Xie De, Deng Cheng, Li Chao, Liu Xianglong, Tao Dacheng
IEEE Trans Image Process. 2020 Jan 9. doi: 10.1109/TIP.2020.2963957.
Owing to the advantages of low storage cost and high query efficiency, cross-modal hashing has received increasing attention recently. As failing to bridge the inherent modality gap between modalities, most existing cross-modal hashing methods have limited capability to explore the semantic consistency information between different modality data, leading to unsatisfactory search performance. To address this problem, we propose a novel deep hashing method named Multi-Task Consistency- Preserving Adversarial Hashing (CPAH) to fully explore the semantic consistency and correlation between different modalities for efficient cross-modal retrieval. First, we design a consistency refined module (CR) to divide the representations of different modality into two irrelevant parts, i.e., modality-common and modality-private representations. Then, a multi-task adversarial learning module (MA) is presented, which can make the modality-common representation of different modalities close to each other on feature distribution and semantic consistency. Finally, the compact and powerful hash codes can be generated from modality-common representation.

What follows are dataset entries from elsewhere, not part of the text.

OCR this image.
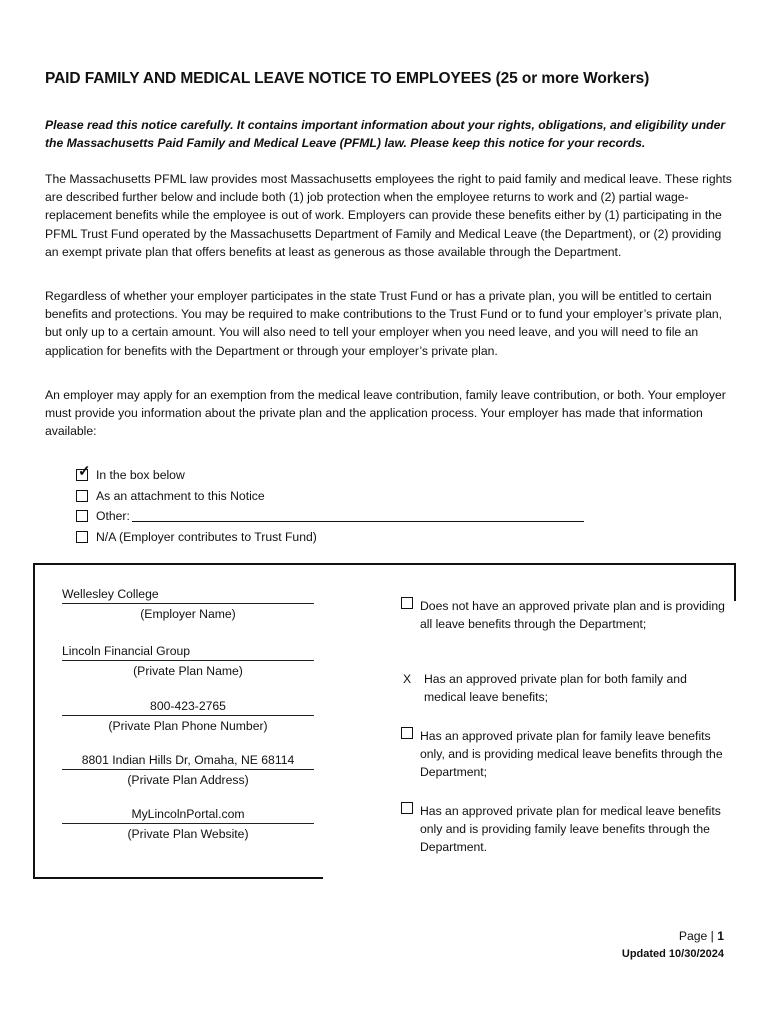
PAID FAMILY AND MEDICAL LEAVE NOTICE TO EMPLOYEES (25 or more Workers)
Please read this notice carefully. It contains important information about your rights, obligations, and eligibility under the Massachusetts Paid Family and Medical Leave (PFML) law. Please keep this notice for your records.
The Massachusetts PFML law provides most Massachusetts employees the right to paid family and medical leave. These rights are described further below and include both (1) job protection when the employee returns to work and (2) partial wage-replacement benefits while the employee is out of work. Employers can provide these benefits either by (1) participating in the PFML Trust Fund operated by the Massachusetts Department of Family and Medical Leave (the Department), or (2) providing an exempt private plan that offers benefits at least as generous as those available through the Department.
Regardless of whether your employer participates in the state Trust Fund or has a private plan, you will be entitled to certain benefits and protections. You may be required to make contributions to the Trust Fund or to fund your employer’s private plan, but only up to a certain amount. You will also need to tell your employer when you need leave, and you will need to file an application for benefits with the Department or through your employer’s private plan.
An employer may apply for an exemption from the medical leave contribution, family leave contribution, or both. Your employer must provide you information about the private plan and the application process. Your employer has made that information available:
✓ In the box below
As an attachment to this Notice
Other:
N/A (Employer contributes to Trust Fund)
Wellesley College
(Employer Name)
Lincoln Financial Group
(Private Plan Name)
800-423-2765
(Private Plan Phone Number)
8801 Indian Hills Dr, Omaha, NE 68114
(Private Plan Address)
MyLincolnPortal.com
(Private Plan Website)
Does not have an approved private plan and is providing all leave benefits through the Department;
X Has an approved private plan for both family and medical leave benefits;
Has an approved private plan for family leave benefits only, and is providing medical leave benefits through the Department;
Has an approved private plan for medical leave benefits only and is providing family leave benefits through the Department.
Page | 1
Updated 10/30/2024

Comprehensive evaluations conducted on three representative cross-modal benchmark datasets illustrate our method is superior to the state-of-the-art cross-modal hashing methods.
由于具有存储成本低和查询效率高的优点,跨模态哈希最近受到了越来越多的关注。由于未能弥合模态之间固有的模态差距,大多数现有的跨模态哈希方法在探索不同模态数据之间的语义一致性信息方面能力有限,导致搜索性能不尽人意。为了解决这个问题,我们提出了一种新颖的深度哈希方法,称为多任务一致性保持对抗哈希(CPAH),以充分探索不同模态之间的语义一致性和相关性,实现高效的跨模态检索。首先,我们设计了一个一致性细化模块(CR),将不同模态的表示划分为两个不相关的部分,即模态通用表示和模态私有表示。然后,提出了一个多任务对抗学习模块(MA),它可以使不同模态的模态通用表示在特征分布和语义一致性上彼此接近。最后,可以从模态通用表示中生成紧凑而强大的哈希码。在三个具有代表性的跨模态基准数据集上进行的综合评估表明,我们的方法优于当前最先进的跨模态哈希方法。